We save this sample dataset in a file named sample.txt. This helps us follow and test the commands in the next sections. For simplicity, let’s assume we only consider whole numbers, not floating point values.

3. Using Only the grep Command

grep offers a wide range of options for pattern matching, including the ability to search for numeric values. Further, it fully supports both basic and extended regular expressions.

3.1. Using –only-matching (-o) and Basic Regular Expressions

We can use grep to select only the matching part via the –only-matching (-o) option:

$ grep -o '[0-9]\+' sample.txt 
2
34
54
42
45
76
6
5
23
34
123

This command selects only the numeric values from the input file, i.e., sample.txt.

Let’s break down the options used in this grep command:

  • -o option tells grep to display only nonempty parts of lines that match the pattern
  • ‘[0-9]\+’ is the regular expression used to match only numeric values
  • sample.txt is the input file

In a basic regular expression, each character is treated as a literal character; thus, we need to tell grep every time we use a quantifier such as + by escaping them with a backslash (\). We can get each separate digit on a new line by removing the \+ from the basic regular expression used in the above command.

3.2. Using Extended Regular Expressions

Alternatively, we can use extended regular expressions (-E) without escaping the + character:

$ grep -oE '[0-9]+' sample.txt

In this command, we achieved the same result with the -E option that enables the extended regular expression syntax.

3.3. Adding Line Numbers

Furthermore, we can get line numbers of the matches by using the -n option:

$ grep -oEn '[0-9]+' sample.txt 
1:2
1:34
1:54
1:42
2:45
2:76
2:6
2:5
3:23
3:34
3:123

This command displays the line numbers of each match, in addition to the matched part.

3.4. Changing the Output Terminator

Furthermore, we can print all numeric values together without any separator using the –null-data (-z) option:

$ grep -Eoz '[0-9]+' sample.txt 
23454424576652334123

With the -z option, each match is NULL-terminated rather than using newline-termination.
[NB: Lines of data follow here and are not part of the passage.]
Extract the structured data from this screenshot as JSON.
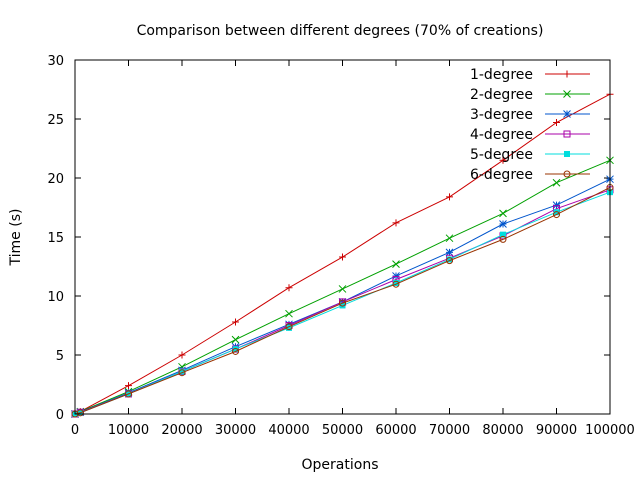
{
  "chart_data": {
    "type": "line",
    "title": "Comparison between different degrees (70% of creations)",
    "xlabel": "Operations",
    "ylabel": "Time (s)",
    "xlim": [
      0,
      100000
    ],
    "ylim": [
      0,
      30
    ],
    "xticks": [
      0,
      10000,
      20000,
      30000,
      40000,
      50000,
      60000,
      70000,
      80000,
      90000,
      100000
    ],
    "yticks": [
      0,
      5,
      10,
      15,
      20,
      25,
      30
    ],
    "x": [
      0,
      1000,
      10000,
      20000,
      30000,
      40000,
      50000,
      60000,
      70000,
      80000,
      90000,
      100000
    ],
    "legend_position": "top-right",
    "grid": false,
    "series": [
      {
        "name": "1-degree",
        "color": "#cc0000",
        "marker": "plus",
        "values": [
          0,
          0.2,
          2.4,
          5.0,
          7.8,
          10.7,
          13.3,
          16.2,
          18.4,
          21.5,
          24.7,
          27.1
        ]
      },
      {
        "name": "2-degree",
        "color": "#00a000",
        "marker": "cross",
        "values": [
          0,
          0.2,
          1.9,
          4.0,
          6.3,
          8.5,
          10.6,
          12.7,
          14.9,
          17.0,
          19.6,
          21.5
        ]
      },
      {
        "name": "3-degree",
        "color": "#0055cc",
        "marker": "star",
        "values": [
          0,
          0.15,
          1.8,
          3.7,
          5.7,
          7.6,
          9.5,
          11.7,
          13.7,
          16.1,
          17.7,
          19.9
        ]
      },
      {
        "name": "4-degree",
        "color": "#aa00aa",
        "marker": "square-open",
        "values": [
          0,
          0.15,
          1.7,
          3.6,
          5.5,
          7.5,
          9.5,
          11.4,
          13.2,
          15.1,
          17.4,
          19.0
        ]
      },
      {
        "name": "5-degree",
        "color": "#00dddd",
        "marker": "square-filled",
        "values": [
          0,
          0.1,
          1.7,
          3.6,
          5.5,
          7.3,
          9.2,
          11.1,
          13.1,
          15.2,
          17.1,
          18.8
        ]
      },
      {
        "name": "6-degree",
        "color": "#993300",
        "marker": "circle",
        "values": [
          0,
          0.1,
          1.7,
          3.5,
          5.3,
          7.4,
          9.4,
          11.0,
          13.0,
          14.8,
          16.9,
          19.2
        ]
      }
    ]
  }
}
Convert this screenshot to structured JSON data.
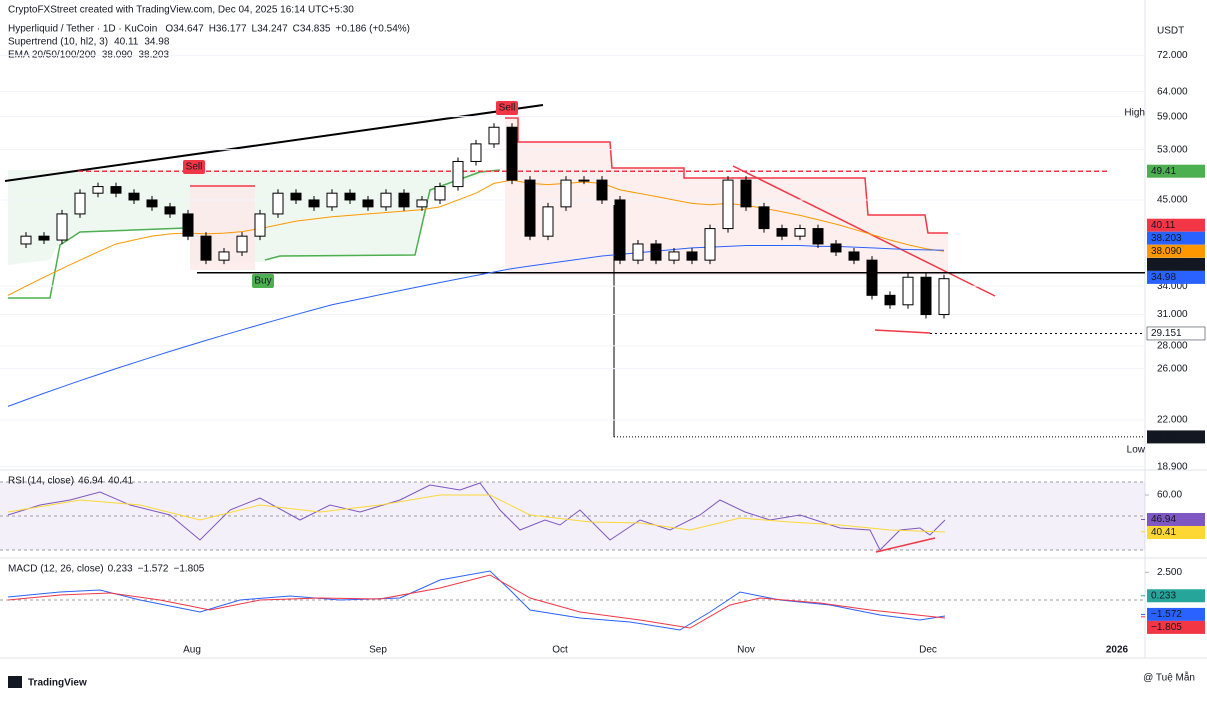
{
  "header": {
    "credit": "CryptoFXStreet created with TradingView.com, Dec 04, 2025 16:14 UTC+5:30",
    "ohlc": [
      "O34.647",
      "H36.177",
      "L34.247",
      "C34.835",
      "+0.186 (+0.54%)"
    ],
    "indicators": [
      {
        "name": "Supertrend (10, hl2, 3)",
        "values": [
          "40.11",
          "34.98"
        ],
        "colors": [
          "#f23645",
          "#2962ff"
        ]
      },
      {
        "name": "EMA 20/50/100/200",
        "values": [
          "38.090",
          "38.203"
        ],
        "colors": [
          "#ff9800",
          "#2962ff"
        ]
      }
    ],
    "logo": "TradingView",
    "watermark": "@ Tuệ Mẫn"
  },
  "chart_data": {
    "type": "candlestick",
    "title": "Hyperliquid / Tether · 1D · KuCoin",
    "unit": "USDT",
    "log": true,
    "ylim": [
      18.7,
      75.7
    ],
    "yticks": [
      {
        "value": 72,
        "label": "72.000"
      },
      {
        "value": 64,
        "label": "64.000"
      },
      {
        "value": 59,
        "label": "59.000"
      },
      {
        "value": 53,
        "label": "53.000"
      },
      {
        "value": 45,
        "label": "45.000"
      },
      {
        "value": 34,
        "label": "34.000"
      },
      {
        "value": 31,
        "label": "31.000"
      },
      {
        "value": 28,
        "label": "28.000"
      },
      {
        "value": 26,
        "label": "26.000"
      },
      {
        "value": 22,
        "label": "22.000"
      },
      {
        "value": 18.9,
        "label": "18.900"
      }
    ],
    "series": [
      {
        "name": "Hyperliquid / Tether",
        "values": [
          39,
          40,
          39.5,
          43,
          46,
          47,
          46,
          45,
          44,
          43,
          40,
          37,
          38,
          40,
          43,
          46,
          45,
          44,
          46,
          45,
          44,
          46,
          44,
          45,
          47,
          51,
          54,
          57,
          48,
          40,
          44,
          48,
          48,
          45,
          37,
          39,
          37,
          38,
          37,
          41,
          48,
          44,
          41,
          40,
          41,
          39,
          38,
          37,
          33,
          32,
          35,
          31,
          34.835
        ]
      }
    ],
    "ema_lines": [
      {
        "color": "#ff9800",
        "values": [
          33,
          34,
          35,
          36,
          37,
          38,
          39,
          39.5,
          40,
          40.3,
          40.4,
          40.3,
          40.4,
          40.6,
          41,
          41.5,
          42,
          42.3,
          42.6,
          42.8,
          43,
          43.2,
          43.4,
          43.6,
          44,
          45,
          46,
          47.5,
          48,
          47.5,
          47.3,
          47.5,
          47.7,
          47.5,
          46.5,
          46,
          45.5,
          45,
          44.5,
          44.3,
          44.5,
          44.2,
          43.8,
          43.3,
          42.8,
          42.2,
          41.6,
          40.9,
          40.2,
          39.5,
          38.9,
          38.4,
          38.09
        ]
      },
      {
        "color": "#2962ff",
        "values": [
          23,
          23.5,
          24,
          24.5,
          25,
          25.5,
          26,
          26.5,
          27,
          27.5,
          28,
          28.5,
          29,
          29.5,
          30,
          30.5,
          31,
          31.5,
          32,
          32.4,
          32.8,
          33.2,
          33.6,
          34,
          34.4,
          34.8,
          35.2,
          35.6,
          36,
          36.3,
          36.6,
          36.9,
          37.2,
          37.5,
          37.7,
          37.9,
          38.1,
          38.3,
          38.5,
          38.6,
          38.7,
          38.8,
          38.8,
          38.8,
          38.8,
          38.7,
          38.7,
          38.6,
          38.5,
          38.4,
          38.3,
          38.25,
          38.203
        ]
      }
    ],
    "price_labels": [
      {
        "value": 49.41,
        "label": "49.41",
        "color": "#4caf50"
      },
      {
        "value": 40.11,
        "label": "40.11",
        "color": "#f23645"
      },
      {
        "value": 38.203,
        "label": "38.203",
        "color": "#2962ff"
      },
      {
        "value": 38.09,
        "label": "38.090",
        "color": "#ff9800"
      },
      {
        "value": 35.513,
        "label": "35.513",
        "color": "#131722"
      },
      {
        "value": 34.98,
        "label": "34.98",
        "color": "#2962ff"
      },
      {
        "value": 29.151,
        "label": "29.151",
        "color": "#ffffff"
      },
      {
        "value": 20.824,
        "label": "20.824",
        "color": "#131722"
      }
    ],
    "extremes": [
      "High",
      "Low"
    ],
    "signals": [
      "Sell",
      "Sell",
      "Buy"
    ],
    "x_labels": [
      "Aug",
      "Sep",
      "Oct",
      "Nov",
      "Dec",
      "2026"
    ],
    "rsi": {
      "title": "RSI (14, close)",
      "values": [
        "46.94",
        "40.41"
      ],
      "ylim": [
        28,
        71.2
      ],
      "ytick": {
        "value": 60,
        "label": "60.00"
      },
      "labels": [
        {
          "value": 46.94,
          "label": "46.94",
          "color": "#7e57c2"
        },
        {
          "value": 40.41,
          "label": "40.41",
          "color": "#fdd835"
        }
      ]
    },
    "macd": {
      "title": "MACD (12, 26, close)",
      "values": [
        "0.233",
        "−1.572",
        "−1.805"
      ],
      "ylim": [
        -5.5,
        3.5
      ],
      "ytick": {
        "value": 2.5,
        "label": "2.500"
      },
      "labels": [
        {
          "value": 0.233,
          "label": "0.233",
          "color": "#26a69a"
        },
        {
          "value": -1.572,
          "label": "−1.572",
          "color": "#2962ff"
        },
        {
          "value": -1.805,
          "label": "−1.805",
          "color": "#f23645"
        }
      ]
    }
  }
}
4. Using a Combination of grep and awk

We can use the awk command alongside grep to group all the matches by their respective line numbers:

$ grep -oEn '[0-9]+' sample.txt | awk -F: '{line[$1] = (line[$1] ? line[$1]" "$2 : $2)} END {for (key in line) print key":", line[key]}'
1: 2 34 54 42
2: 45 76 6 5
3: 23 34 123

This command collects all the matches from each line and joins them into a single output line, making it easier to identify numbers from different lines.

First, the grep command outputs only numeric values with their corresponding line numbers. Then, the pipe (|) takes the output of the preceding command (grep) and passes it as input to the following command, i.e., awk.

Let’s take a closer look at the awk part of this command:

  • -F: sets the field separator to a colon (:), so $1 represents the line number and $2 represents the matched numeric value
  • line[$1] creates an associative array called line with the line number as the key and the numeric matches found are the values
  • (line[$1] ? line[$1]” “$2 : $2) adds the values into the associative array by either appending new matches to the existing value with a space or by creating a new entry if no value exists
  • END {} marks the end block of the awk command and is executed after processing all the input
  • {for (key in line) print key”:”, line[key]} uses a for loop construct to loop through the line associate array and prints the line number (key) followed by a colon and the corresponding group of matched numeric values, i.e., line[key]

Additionally, we can use different separators while creating the associate array such as a tab (\t) or a hyphen (). For example, (line[$1] ? line[$1]”\t”$2 : $2) adds a tab between numeric values from the same line.

5. Conclusion

In this article, we learned how to use grep for selecting only numeric values.

Firstly, we created a dataset and used grep with both basic and extended regular expressions to select only numeric values from the dataset. Then, we explored the -n (–line-number) option to print the line numbers of the matching patterns. Next, we displayed all the numeric values together without any separator.

Lastly, we used awk along with the grep command for grouping the numeric values by their corresponding line numbers.